Horizon Alert
Summary of the vulnerability and why it matters
This advisory highlights a critical vulnerability in a WordPress plugin used for SMS alerts and notifications. The issue allows unauthenticated attackers to potentially take over any user account, including administrator accounts, by manipulating password reset processes. This is particularly concerning if the site uses OTP verification for password resets and has administrator phone numbers configured.
- Attackers can take over user accounts.
- Confirms exposure to potential account takeover.

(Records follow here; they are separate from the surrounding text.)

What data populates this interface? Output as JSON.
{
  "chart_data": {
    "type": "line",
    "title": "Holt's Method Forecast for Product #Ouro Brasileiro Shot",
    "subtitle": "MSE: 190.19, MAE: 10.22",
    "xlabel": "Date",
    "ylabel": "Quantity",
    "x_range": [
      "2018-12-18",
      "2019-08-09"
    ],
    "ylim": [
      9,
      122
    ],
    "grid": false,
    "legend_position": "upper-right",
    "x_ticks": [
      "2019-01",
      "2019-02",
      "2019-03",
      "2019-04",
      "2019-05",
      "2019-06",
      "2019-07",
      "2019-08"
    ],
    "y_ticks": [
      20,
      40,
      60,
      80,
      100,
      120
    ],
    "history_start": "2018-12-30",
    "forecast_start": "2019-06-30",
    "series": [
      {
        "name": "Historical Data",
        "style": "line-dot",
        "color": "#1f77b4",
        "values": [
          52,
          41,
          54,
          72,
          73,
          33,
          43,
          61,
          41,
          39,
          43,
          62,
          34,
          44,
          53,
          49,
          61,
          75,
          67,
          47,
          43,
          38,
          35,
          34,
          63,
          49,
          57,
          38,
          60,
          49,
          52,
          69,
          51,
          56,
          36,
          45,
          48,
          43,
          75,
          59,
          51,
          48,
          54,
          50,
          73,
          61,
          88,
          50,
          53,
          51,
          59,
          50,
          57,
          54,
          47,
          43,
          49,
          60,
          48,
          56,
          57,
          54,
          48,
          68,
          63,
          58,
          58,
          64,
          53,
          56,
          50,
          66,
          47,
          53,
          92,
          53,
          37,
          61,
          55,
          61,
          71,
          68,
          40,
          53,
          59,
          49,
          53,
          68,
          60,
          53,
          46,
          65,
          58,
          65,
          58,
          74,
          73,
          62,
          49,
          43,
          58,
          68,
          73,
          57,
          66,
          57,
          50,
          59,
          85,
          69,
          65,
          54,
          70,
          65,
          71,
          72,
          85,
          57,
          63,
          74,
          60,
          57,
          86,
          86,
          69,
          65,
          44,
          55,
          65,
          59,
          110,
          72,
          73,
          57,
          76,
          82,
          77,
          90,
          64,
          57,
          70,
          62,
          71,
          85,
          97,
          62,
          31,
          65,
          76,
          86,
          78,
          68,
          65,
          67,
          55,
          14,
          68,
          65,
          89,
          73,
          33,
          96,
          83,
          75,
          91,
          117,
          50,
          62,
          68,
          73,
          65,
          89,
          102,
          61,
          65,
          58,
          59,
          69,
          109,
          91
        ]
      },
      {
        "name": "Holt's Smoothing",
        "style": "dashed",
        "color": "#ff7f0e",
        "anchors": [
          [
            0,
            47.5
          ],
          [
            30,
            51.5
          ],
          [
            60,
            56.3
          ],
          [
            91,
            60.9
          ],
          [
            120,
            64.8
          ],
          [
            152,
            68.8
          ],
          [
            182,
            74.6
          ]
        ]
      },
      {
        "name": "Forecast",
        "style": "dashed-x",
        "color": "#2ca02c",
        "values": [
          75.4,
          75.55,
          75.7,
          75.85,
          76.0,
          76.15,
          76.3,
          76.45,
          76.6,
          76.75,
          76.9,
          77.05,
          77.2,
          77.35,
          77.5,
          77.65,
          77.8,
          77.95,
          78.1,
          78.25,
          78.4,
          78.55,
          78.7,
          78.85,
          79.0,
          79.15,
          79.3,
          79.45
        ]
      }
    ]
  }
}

- Assess relevance and potential administrator account impact.
Attack Path
How an attacker could exploit the issue
An unauthenticated attacker can initiate an account takeover by exploiting a flaw in how user identities are verified before details are updated. This allows the attacker to change a user's email address, which can then be leveraged to reset the password and gain full control of the targeted account, including administrative ones. This attack is only possible on sites that use OTP verification for password resets and have a phone number configured for it.
- Attacker needs no prior access.
- Triggered by updating user details.
- Risk of full account takeover.
Live Threat
Current exploitation, exposure, and threat context
This vulnerability could allow an unauthenticated attacker to take over any user account, including administrators, on sites that use One-Time Password (OTP) verification for password resets and have a phone number configured for OTP. This is achieved by an attacker changing a user's email address and then using that to reset the password and gain access.
- Administrator accounts and their associated data.
- Unauthenticated attacker changes user email.
- Full account access and potential data compromise.
Operational Fix
Recommended remediation, mitigation, and detection steps
In a real-world scenario, the platform or infrastructure team responsible for the WordPress deployment would likely be the first point of contact. They should collaborate with the application owner of the "SMS Alert – SMS & OTP for WooCommerce, Order Notifications & Abandoned Cart Recovery" plugin to identify all instances of this technology, confirm if they are exposed externally and are business-critical, and then prioritize remediation efforts based on the potential impact of account takeover. Coordination with the vendor may also be necessary to understand the full scope of the fix and any associated risks.
- Platform and application owners should manage.
- Verify external reachability and business criticality.
- Plan remediation based on exposure and impact.